Pour écarter toute responsabilité du centre hospitalier de Belfort-Montbéliard dans le processus ayant conduit à l'ablation de l'estomac de la requérante, la cour administrative d'appel avait jugé qu'alors même que ce dernier avait fait l'objet d'un infarcissement veineux qui, à la différence d'une ischémie artérielle, peut être plus longtemps toléré et régresser spontanément après la levée du garrot sans provoquer une nécrose tissulaire dans un bref délai, cet organe était totalement nécrosé quelques heures seulement après que n'apparaissent les douleurs épigastriques révélatrices d'une aphagie. Par suite, eu égard à cet aléa thérapeutique exceptionnel, l'éventuel retard fautif à opérer dont se serait rendu coupable l'hôpital (...) n'avait pas fait perdre à Mme A une chance d'éviter l'ablation totale de son estomac.

Le Conseil d'Etat considère qu'en statuant ainsi, sans rechercher si, au moment où la requérante aurait dû pouvoir bénéficier d'une intervention chirurgicale, la nécrose de son estomac présentait déjà un caractère irréversible, rendant inéluctable une gastrectomie totale, la cour administrative d'appel de Nancy n'a pas légalement justifié sa décision L'arrêt du 26 février 2009 a donc été annulé

Par carole.ghibaudo le 08/10/10

Dans un arrêt en date du 2 juillet 2010 n°323885, le Conseil d'État rappelle que le défaut d'information ouvre droit à réparation lorsqu'il a eu pour conséquence la perte pour le patient d'une chance d'échapper, en refusant de subir l'acte qui lui était proposé, au dommage qui a résulté pour lui de la réalisation d'un risque de décès ou d'invalidité.

Le CE annule l'arrêt de la cour administrative d'appel de Bordeaux qui avait néanmoins écarté la responsabilité du centre hospitalier en retenant que l'intéressée ne soutenait pas qu'elle aurait renoncé à l'opération ou choisi un autre mode de traitement si ce risque avait été porté à sa connaissance.

En se fondant sur un tel motif, alors qu'il lui appartenait seulement, pour déterminer si la patiente avait été privée d'une chance d'éviter le dommage, de vérifier si, eu égard à son état de santé et aux alternatives thérapeutiques existantes, elle avait la possibilité de refuser l'intervention qui lui était proposée, le Conseil d'État considère que la cour a commis une erreur de droit ; que si elle a également relevé que Mme A ne demeurait atteinte d'aucune séquelle invalidante, une telle circonstance n'était pas de nature à faire disparaître son droit à réparation, dès lors que le risque qui s'était réalisé avait entraîné une invalidité temporaire qui n'avait pu être réparée que par une nouvelle intervention.

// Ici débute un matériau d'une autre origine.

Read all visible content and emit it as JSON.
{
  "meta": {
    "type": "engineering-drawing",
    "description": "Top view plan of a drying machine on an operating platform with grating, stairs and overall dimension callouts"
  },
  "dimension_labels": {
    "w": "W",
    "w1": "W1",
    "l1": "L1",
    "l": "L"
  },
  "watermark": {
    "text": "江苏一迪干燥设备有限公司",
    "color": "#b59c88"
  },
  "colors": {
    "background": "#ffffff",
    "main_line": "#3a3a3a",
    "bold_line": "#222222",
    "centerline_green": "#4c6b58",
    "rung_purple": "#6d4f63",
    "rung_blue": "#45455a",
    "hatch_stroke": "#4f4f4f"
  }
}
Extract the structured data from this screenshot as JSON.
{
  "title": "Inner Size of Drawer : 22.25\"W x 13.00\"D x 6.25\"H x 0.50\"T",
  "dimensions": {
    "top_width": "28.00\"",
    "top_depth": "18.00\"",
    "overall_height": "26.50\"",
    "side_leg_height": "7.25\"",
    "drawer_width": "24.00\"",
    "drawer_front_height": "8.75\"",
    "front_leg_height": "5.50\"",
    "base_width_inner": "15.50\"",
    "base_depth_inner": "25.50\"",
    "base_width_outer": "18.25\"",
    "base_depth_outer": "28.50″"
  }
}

Ainsi, le Conseil d'État précise et durcit sa position en matière de défaut d'information, car si la théorie du bilan coût avantage trouvait à s'appliquer jusque là, l'indemnisation semble désormais inéluctable quand bien même le préjudice n'est que temporaire.

En effet, la réparation du défaut d'information résulte de la perte de chance de refuser l'acte. Les juges évaluent tout d'abord l'ensemble des préjudices subis par le patient, puis le pourcentage de chance qu'avait le patient de refuser l'acte. Ensuite, le pourcentage fixé est appliqué à la valeur de l'ensemble des préjudices, ce qui permet de déterminer le montant du préjudice indemnisé.

Si cette dernière décision ne remet pas en cause ce principe bien établi, elle augmente cependant les possibilités d'obtenir réparation.

En effet, quand bien même un défaut d'information est mis en évidence, la demande indemnitaire peut être écartée si l'intervention n'entraine pas de dommage corporel, ou de dommage corporel plus grave que ceux qui seraient subvenus en l'absence d'intervention. Il en est de même lorsque le patient aurait été contraint d'accepter l'intervention médicale car il n'existait pas d'alternative ou lorsque le patient aurait accepté malgré l'information donnée.

Cette jurisprudence permettait au médecin d'échapper à toute condamnation malgré l'absence d'information ou information incomplète. Serait-ce la raison de cette évolution qui permet semble-t-il désormais au patient d'obtenir réparation, quand bien même le bilan coût-avantage est nul ou à tout le moins n'est pas au détriment du patient ?

La question reste posée. Si le Conseil d'État ne modifie pas sa position, il semble rejoindre peu à peu la nouvelle position de la cour de cassation résultant de cet arrêt glaçant du 3 juin 2010 qui tel un iceberg surprendra par sa partie immergée, à savoir en l'espèce les conséquences sur tous les pans de la responsabilité.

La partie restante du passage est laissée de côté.